%0 Book Section %B Methods in Molecular Biology %D 2017 %T The GOR Method of Protein Secondary Structure Prediction, and its Application as Protein Aggregation Prediction Tool %A Maksim Kouza %A Eshel Faraggi %A Andrzej Koliński %A Andrzej Kloczkowski %X

The GOR method of protein secondary structure prediction is described. The original method was published by Garnier, Osguthorpe and Robson in 1978, and was one of the first successful methods to predict protein secondary structure from amino acid sequence. The method is based on the information theory, and an assumption that information function of a protein chain can be approximated by a sum of information from single residues and pairs of residues. The analysis of frequencies of occurrence of secondary structure for singlets and doublets of residues in a protein database enables prediction of secondary structure for new amino acid sequences. Because of these simple physical assumptions the GOR method has a conceptual advantage over other later developed methods such as PHD, PSIPRED and others, that are based on Machine Learning methods (like Neural Networks), give slightly better predictions, but have a “black box” nature.
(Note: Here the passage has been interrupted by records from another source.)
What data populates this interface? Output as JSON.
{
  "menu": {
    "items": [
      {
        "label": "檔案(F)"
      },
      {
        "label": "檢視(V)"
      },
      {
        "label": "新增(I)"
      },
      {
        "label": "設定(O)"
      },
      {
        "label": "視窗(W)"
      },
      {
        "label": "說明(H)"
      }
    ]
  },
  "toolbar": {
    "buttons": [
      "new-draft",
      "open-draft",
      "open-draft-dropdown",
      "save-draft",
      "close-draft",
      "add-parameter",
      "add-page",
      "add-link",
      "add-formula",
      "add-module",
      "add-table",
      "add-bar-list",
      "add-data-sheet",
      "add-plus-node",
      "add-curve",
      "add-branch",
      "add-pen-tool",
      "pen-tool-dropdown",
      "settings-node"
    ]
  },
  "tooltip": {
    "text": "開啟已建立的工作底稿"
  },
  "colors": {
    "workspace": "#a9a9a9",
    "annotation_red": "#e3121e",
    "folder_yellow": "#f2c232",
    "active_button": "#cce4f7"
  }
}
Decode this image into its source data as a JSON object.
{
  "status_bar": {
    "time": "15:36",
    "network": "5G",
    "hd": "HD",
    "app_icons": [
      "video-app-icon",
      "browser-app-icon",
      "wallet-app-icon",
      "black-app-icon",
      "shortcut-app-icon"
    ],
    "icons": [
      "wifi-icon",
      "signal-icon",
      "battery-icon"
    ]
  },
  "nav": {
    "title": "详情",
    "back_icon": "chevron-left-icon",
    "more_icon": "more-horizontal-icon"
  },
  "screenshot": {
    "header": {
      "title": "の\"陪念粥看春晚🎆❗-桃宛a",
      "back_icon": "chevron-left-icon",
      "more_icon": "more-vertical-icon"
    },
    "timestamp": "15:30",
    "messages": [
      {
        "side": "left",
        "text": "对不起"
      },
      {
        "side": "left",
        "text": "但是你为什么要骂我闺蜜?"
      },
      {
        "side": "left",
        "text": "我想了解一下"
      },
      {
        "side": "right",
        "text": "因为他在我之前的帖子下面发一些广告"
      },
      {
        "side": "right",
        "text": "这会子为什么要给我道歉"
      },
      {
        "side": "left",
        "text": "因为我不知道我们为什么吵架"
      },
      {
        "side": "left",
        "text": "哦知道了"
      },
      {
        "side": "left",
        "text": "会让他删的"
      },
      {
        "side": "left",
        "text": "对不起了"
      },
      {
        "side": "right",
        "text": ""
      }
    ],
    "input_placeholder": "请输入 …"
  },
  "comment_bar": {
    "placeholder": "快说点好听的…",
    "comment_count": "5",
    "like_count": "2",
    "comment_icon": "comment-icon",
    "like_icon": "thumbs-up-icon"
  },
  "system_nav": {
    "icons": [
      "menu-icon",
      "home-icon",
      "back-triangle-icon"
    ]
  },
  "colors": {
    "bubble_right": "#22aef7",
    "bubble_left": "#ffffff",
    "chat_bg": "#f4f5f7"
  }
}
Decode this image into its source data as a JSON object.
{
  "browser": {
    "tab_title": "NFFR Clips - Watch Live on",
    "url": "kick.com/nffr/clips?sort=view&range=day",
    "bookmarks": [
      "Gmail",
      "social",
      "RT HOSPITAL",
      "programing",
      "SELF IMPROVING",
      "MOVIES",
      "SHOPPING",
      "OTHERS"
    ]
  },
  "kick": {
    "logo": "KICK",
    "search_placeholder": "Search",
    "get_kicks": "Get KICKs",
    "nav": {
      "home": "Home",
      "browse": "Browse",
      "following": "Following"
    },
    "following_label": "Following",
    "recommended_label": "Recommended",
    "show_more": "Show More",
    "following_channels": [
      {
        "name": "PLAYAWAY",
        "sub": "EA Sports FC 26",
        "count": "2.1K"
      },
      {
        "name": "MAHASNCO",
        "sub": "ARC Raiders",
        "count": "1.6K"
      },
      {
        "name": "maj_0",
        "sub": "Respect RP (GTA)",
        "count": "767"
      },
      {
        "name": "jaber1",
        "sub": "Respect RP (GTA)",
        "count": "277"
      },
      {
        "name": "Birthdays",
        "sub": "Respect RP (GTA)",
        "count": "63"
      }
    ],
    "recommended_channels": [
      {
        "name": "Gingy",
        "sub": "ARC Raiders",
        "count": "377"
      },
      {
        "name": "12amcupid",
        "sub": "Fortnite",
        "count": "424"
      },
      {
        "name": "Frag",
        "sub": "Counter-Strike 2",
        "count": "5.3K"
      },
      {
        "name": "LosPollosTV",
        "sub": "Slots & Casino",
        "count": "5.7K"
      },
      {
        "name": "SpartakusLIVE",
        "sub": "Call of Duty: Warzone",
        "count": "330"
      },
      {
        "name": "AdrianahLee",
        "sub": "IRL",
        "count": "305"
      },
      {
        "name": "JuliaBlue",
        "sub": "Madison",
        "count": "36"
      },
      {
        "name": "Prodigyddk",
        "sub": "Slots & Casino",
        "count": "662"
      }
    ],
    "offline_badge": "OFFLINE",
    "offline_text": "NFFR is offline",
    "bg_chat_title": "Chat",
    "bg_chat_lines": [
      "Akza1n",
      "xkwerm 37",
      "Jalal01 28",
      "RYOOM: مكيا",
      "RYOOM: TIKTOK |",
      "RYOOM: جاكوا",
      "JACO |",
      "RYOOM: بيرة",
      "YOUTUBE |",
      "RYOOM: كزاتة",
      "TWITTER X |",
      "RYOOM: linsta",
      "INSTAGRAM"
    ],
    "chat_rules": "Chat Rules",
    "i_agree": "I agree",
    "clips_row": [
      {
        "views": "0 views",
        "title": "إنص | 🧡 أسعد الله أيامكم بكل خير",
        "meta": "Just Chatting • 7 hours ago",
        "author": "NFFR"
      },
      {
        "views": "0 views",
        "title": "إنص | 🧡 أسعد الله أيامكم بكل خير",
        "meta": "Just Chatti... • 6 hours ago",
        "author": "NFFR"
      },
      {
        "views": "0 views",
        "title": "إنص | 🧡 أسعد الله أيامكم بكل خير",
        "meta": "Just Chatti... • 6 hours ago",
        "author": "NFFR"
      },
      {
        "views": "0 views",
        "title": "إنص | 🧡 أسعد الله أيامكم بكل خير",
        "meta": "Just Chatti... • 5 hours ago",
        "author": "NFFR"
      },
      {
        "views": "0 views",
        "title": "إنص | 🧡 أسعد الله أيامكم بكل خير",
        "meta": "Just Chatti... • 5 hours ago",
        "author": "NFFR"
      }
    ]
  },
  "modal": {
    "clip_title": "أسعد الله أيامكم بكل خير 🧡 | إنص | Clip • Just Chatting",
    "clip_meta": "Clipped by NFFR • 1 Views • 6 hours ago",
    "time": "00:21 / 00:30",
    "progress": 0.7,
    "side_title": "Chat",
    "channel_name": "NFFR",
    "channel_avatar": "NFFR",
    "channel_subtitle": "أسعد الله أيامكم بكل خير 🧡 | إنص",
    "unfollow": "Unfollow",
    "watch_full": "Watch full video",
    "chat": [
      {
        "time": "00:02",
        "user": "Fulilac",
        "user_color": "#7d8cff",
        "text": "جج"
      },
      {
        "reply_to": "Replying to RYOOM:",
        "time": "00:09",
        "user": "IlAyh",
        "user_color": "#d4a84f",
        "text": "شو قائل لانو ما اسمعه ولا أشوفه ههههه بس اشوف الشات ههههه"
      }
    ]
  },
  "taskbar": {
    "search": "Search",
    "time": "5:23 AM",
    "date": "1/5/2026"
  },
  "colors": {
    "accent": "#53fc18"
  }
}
The GOR method has been continuously improved and modified for 30 years with the last GOR V version published in 2002, and the GOR V server developed in 2005. We discuss here the original GOR method and the GOR V program and the web server. Additionally we discuss new highly interesting and important applications of the the GOR method to chameleon sequences in protein folding simulations, and for prediction of protein aggregation propensities. Our preliminary studies show that the GOR method is a promising and efficient alternative to other protein aggregation predicting tools. This shows that the GOR method despite being almost 40 years old is still important and has significant potential in application to new scientific problems.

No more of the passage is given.